Overcoming fear and loathing of print-Web integration

(Vivian Vahlberg)

The pendulum continues to swing regarding the question of whether it's better to have print and online newsrooms together or separate. In the beginning, many organizations decided it was better to be separate, so inertia and the heavy weight of "the way we've always done things" wouldn't slow things down. More recently, many news organizations have moved toward integration of print and online newsrooms.

One of the highest-profile integrators is the New York Times. In his remarks to the World Association of Newspapers' conference in London, Neil Chase, Director of the Continuous News Desk at The Times, agreed with Melonie Hall that building trust and changing entrenched behaviors are critical.

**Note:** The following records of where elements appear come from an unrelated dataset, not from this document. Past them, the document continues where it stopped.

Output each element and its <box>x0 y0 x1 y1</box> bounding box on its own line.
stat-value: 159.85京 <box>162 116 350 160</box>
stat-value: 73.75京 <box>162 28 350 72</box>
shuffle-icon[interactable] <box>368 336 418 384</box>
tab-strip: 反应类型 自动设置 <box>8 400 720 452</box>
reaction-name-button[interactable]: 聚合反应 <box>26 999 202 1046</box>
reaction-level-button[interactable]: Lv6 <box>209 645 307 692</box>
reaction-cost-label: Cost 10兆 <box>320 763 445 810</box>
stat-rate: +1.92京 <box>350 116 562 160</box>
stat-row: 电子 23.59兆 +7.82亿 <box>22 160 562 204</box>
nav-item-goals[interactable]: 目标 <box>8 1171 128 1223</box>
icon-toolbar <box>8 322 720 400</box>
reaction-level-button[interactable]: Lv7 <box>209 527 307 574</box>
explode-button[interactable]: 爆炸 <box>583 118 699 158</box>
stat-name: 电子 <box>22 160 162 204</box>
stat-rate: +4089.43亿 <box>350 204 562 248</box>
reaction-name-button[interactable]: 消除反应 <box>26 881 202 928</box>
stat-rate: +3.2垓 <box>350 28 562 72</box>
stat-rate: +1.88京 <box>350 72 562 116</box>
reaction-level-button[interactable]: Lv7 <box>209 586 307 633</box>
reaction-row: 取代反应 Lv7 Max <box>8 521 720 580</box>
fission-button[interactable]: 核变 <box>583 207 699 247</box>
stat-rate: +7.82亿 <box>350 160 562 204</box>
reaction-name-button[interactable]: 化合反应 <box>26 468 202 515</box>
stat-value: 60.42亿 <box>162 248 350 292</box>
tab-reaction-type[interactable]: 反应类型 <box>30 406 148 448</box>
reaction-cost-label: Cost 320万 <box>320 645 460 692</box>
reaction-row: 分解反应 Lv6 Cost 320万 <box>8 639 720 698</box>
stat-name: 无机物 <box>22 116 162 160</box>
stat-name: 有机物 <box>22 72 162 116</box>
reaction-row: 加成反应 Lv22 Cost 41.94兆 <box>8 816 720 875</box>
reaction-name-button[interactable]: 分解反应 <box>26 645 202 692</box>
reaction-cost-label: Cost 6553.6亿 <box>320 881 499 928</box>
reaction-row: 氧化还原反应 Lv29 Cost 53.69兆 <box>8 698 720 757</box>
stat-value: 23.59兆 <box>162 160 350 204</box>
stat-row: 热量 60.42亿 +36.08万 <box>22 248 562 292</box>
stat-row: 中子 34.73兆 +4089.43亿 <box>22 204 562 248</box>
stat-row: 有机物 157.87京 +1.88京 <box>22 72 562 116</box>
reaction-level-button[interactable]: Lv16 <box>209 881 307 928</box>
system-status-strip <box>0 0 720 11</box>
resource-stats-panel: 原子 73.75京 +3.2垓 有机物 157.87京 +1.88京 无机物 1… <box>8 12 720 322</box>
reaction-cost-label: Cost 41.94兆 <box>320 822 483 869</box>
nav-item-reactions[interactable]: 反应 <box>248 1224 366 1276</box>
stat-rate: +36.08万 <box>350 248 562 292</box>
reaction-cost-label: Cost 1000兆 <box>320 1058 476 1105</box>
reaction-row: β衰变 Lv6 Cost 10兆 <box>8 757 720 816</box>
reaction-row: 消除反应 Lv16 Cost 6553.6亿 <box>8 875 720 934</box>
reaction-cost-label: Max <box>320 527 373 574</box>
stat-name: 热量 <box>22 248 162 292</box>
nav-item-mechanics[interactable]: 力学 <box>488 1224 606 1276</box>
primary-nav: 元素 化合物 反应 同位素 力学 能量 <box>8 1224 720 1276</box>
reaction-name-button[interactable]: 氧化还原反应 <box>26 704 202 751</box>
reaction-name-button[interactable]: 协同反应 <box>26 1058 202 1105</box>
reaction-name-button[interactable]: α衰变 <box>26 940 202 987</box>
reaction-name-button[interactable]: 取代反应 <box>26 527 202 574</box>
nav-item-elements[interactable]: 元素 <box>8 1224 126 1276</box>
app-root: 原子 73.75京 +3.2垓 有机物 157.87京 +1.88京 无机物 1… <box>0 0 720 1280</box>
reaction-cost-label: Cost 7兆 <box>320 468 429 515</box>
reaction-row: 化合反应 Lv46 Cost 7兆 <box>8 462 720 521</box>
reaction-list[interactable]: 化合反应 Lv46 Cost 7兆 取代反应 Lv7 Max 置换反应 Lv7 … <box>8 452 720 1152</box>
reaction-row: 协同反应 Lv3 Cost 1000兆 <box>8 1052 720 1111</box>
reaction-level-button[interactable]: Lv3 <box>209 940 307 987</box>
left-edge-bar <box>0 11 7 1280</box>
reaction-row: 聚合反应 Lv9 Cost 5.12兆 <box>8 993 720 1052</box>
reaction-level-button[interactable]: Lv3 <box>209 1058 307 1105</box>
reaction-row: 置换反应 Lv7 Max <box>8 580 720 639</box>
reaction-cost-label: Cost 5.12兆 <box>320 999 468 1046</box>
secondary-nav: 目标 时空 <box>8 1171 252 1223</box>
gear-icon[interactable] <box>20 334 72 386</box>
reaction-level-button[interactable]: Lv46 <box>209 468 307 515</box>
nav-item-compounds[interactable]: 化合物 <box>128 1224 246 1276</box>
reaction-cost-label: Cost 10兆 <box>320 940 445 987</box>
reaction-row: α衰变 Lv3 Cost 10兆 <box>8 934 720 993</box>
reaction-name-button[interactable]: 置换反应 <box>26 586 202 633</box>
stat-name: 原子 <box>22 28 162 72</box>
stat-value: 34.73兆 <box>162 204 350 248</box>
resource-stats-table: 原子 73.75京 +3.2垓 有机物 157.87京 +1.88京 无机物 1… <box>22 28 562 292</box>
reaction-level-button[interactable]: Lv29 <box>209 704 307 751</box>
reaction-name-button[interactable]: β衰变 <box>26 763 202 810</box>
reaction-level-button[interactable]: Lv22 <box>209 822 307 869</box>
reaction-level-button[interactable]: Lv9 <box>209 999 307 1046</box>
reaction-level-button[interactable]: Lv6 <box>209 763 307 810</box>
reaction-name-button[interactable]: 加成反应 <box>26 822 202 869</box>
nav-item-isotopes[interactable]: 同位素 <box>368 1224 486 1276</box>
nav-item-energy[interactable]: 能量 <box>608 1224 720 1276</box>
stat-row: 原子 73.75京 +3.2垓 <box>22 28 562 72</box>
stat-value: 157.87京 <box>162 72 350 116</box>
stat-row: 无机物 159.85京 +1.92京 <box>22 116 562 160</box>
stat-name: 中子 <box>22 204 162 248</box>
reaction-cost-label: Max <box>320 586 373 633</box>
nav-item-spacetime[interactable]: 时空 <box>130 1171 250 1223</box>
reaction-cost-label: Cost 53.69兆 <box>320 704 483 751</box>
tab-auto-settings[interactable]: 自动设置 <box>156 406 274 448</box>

Print and online aren't yet fully integrated by any means at the Times, but Chase outlined 10 steps the Times has taken to make it happen:

  1. Build a front page even a journalist can love. For The Times, that meant building a website whose inspiration comes from the paper, from its strengths and its values.
  2. Find new ways to highlight the work of journalists, including creating personal pages highlighting the journalists, making bylines really big, featuring video clips of reporters talking about their stories and creating 10,000 new websites that give extended life to the Times' reporting by gathering by topic the Times' collected reporting on key issues.
  3. Be there. Physically. Chase said he couldn't emphasize enough how important it is for Web producers to by near where editors and reporters are. The Times is working toward this goal, which will be met in the Times' new building.
  4. Don't assign print journalists to Web work; invite them. One of the biggest fears of print journalists is they will be required to do everything and what they are good at will suffer. So Chase said the online operation asks print journalists what they might like to do online, what they see other papers doing that they wish the Times could do, how they would like to be able to tell a story. He said this has led to great ideas and considerable involvement. Print photographers have been a particular asset; many of them had already been carrying and experimenting with video cameras before they were even asked.
  5. Follow your specialties and develop your natural franchises (like technology in San Jose or race cars in Indianapolis). Be the best online at what you're really good at.
  6. Use the web to answer obvious questions people have – to dig deeper to show specifically what a story means to an individual reader, to let them hear or see what is being written about.
  7. Don't lie about the workload; be realistic about the time it takes.
  8. Don't make reporters do extra work; help them by capturing URLs for them, getting original documents, audio or video, or taking care of updates while they're doing the main story.
  9. Make it easy for them to contribute and offer training. Don't seek to make print people experts on new media; just help them become proficient.
  10. Create ways to involve readers directly with journalists.